Hot Wheels Edition Camaro Brings Childhood Dreams to LifeJuly 26th, 2018
“Sam, you need to grow up,” said numerous friends and every family members who are still alive. My response is always an ardent, “No.”
Look, I don’t want to grown up, I’m a Toys R’ Us kid and while Toys R’ Us is out of business, Hot Wheels is not. The small metal replicas of existing cars and notably some really weird concepts remain popular to this day.
When Hot Wheels launched 50 years ago in 1968, an orange Camaro was one of the first 16 cars offered. It stands to reason that on the 50th Anniversary of Hot Wheels, Mattel and Chevrolet would team up to create a limited edition of that Camaro.
These limited editions are nothing new. Chevrolet debuted a limited edition blue Hot Wheels car back in 2013 and a yellow on honoring Bumblebee from Transformers back in 2016. What makes this limited edition so different?
It’s not groundbreaking but I must say it taps into a very direct part of my childhood. Hot Wheels served as my portal to another world. A world I created on the floor of my parents living room, in the hallways, and through closets. I even tried to see if they would survive jumps off the second story onto Vista St. and they did.
When I first learned to draw, I would use my Hot Wheels as models because there was no internet when I was 6 years old. All I had was my comic books, LEGO bricks, and a broad collection of Hot Wheels to draw upon for inspiration.
At 33 years old, I am holding in my hand a Hot Wheels 50th anniversary edition orange Camaro. In front of me is the real deal come to life. A modern muscle car I can drive, do burnouts and donuts in (my editors expressly said not to do this), and bring the enthusiasm of my childhood back into adulthood. This week has been a perfect excuse to not grow up and to be a kid again in the most nostalgic way possible.
I know what you’re thinking, “Orange! Gross. No thanks.”
I would strongly disagree. This orange pops. It’s different and slightly childish in its character. It mimics the classic orange race tracks I played with for hours at a time. The black interior sports orange accents, with orange seat belts, orange perforated leather, and orange trim. But it’s the subtle details that make me smile most. The embossed Camaro on the headrests, the illuminated door sill plates with Hot Wheels Anniversary badging, the matching orange brake calipers, and suede wrapped steering wheel and shift knob.

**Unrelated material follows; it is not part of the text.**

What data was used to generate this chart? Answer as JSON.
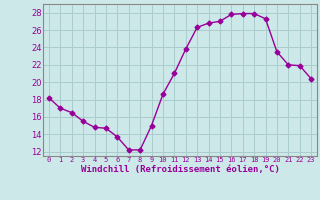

As I drove this Oompa Loompa muscle car around Los Angeles for a week, the drive mode stayed locked in “Track.” Every corner and straight away mimicked the tight, impossible circuits of my youth. The howling roar of the V8 would bang, crackle, and pop like a bowl of Rice Krispies. At every glance, the Orange accents tied me to the halcyon days of a time where I wished I would own and drive a car like this. Luckily for me, no purchase is necessary but for those who really want it, they can have it.

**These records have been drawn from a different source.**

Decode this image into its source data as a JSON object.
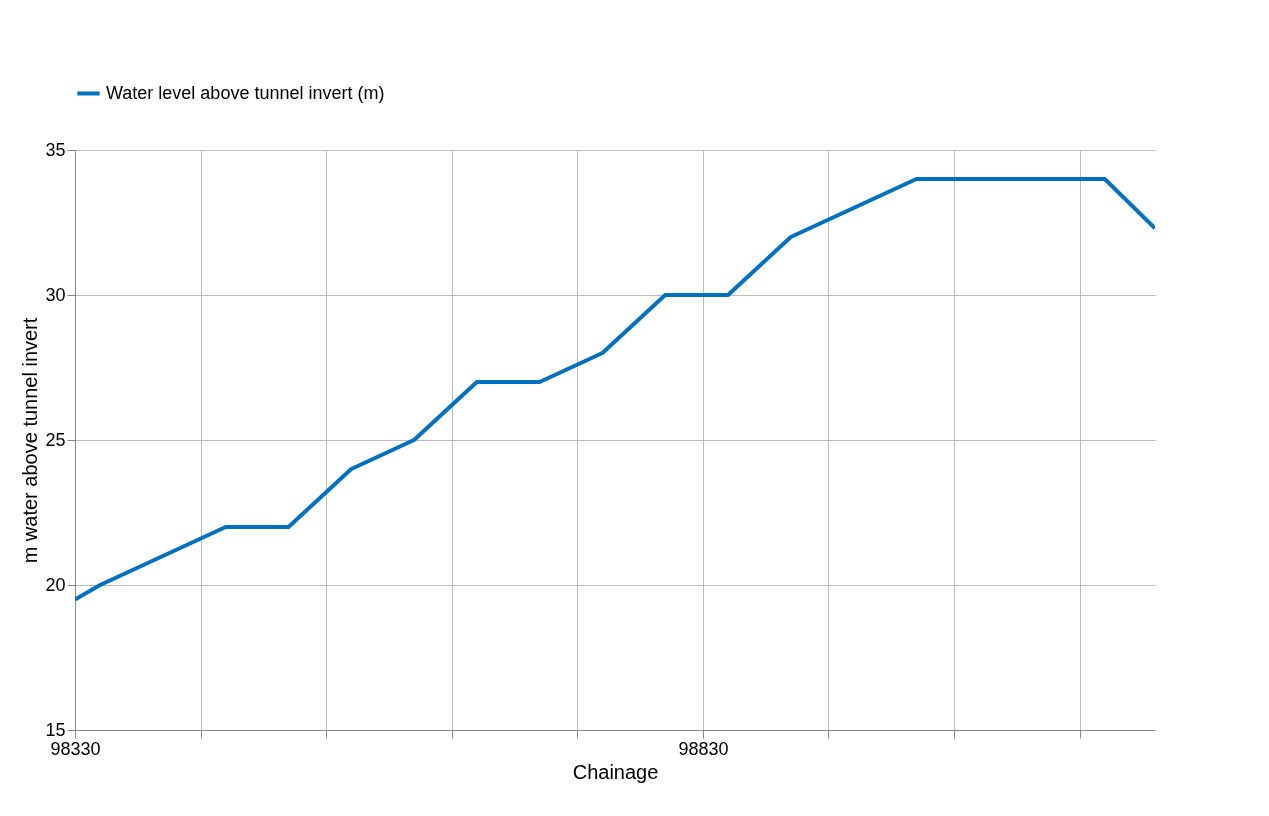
{
  "chart_data": {
    "type": "line",
    "xlabel": "Chainage",
    "ylabel": "m water above tunnel invert",
    "x": [
      98330,
      98350,
      98450,
      98500,
      98550,
      98600,
      98650,
      98700,
      98750,
      98800,
      98850,
      98900,
      99000,
      99150,
      99190
    ],
    "series": [
      {
        "name": "Water level above tunnel invert (m)",
        "color": "#0070c0",
        "values": [
          19.5,
          20,
          22,
          22,
          24,
          25,
          27,
          27,
          28,
          30,
          30,
          32,
          34,
          34,
          32.3
        ]
      }
    ],
    "xlim": [
      98330,
      99190
    ],
    "xticks": [
      98330,
      {
        "value": 98430,
        "label": null
      },
      {
        "value": 98530,
        "label": null
      },
      {
        "value": 98630,
        "label": null
      },
      {
        "value": 98730,
        "label": null
      },
      98830,
      {
        "value": 98930,
        "label": null
      },
      {
        "value": 99030,
        "label": null
      },
      {
        "value": 99130,
        "label": null
      }
    ],
    "ylim": [
      15,
      35
    ],
    "yticks": [
      15,
      20,
      25,
      30,
      35
    ],
    "grid": true,
    "legend": "top left",
    "marker": "none",
    "line_style": "solid"
  }
}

As a daily driver or weekend hooner, the Camaro SS carries Chevy’s 6.2L LT1 V8, and puts out 455 hp and 455 lb-ft. of torque. With a 0-60 time of 4.3 seconds, one would expect the Camaro push your eyeballs back into your skull, but acceleration feels somewhat muted. However, the sound coming from the throaty V8 makes me smile like a child. The most redeeming quality of the 2018 Hot Wheels Camaro SS is the use of GM’s Alpha platform. Handling is superb and confidence inspiring. While the stock Goodyear Eagle F1 Asymmetric 3 RunOnFlat provide exceptional grip but I kept wondering how much more thrilling the car would perform if fitted with some Michelin Pilot Sport Cup 2s.
The Hot Wheels package is available on the 2LT, 2SS, and convertible Camaro for an additional $4,995. However, Chevrolet will only be making them for a limited time. Just like your childhood: magnificent while it lasted but eventually gone forever.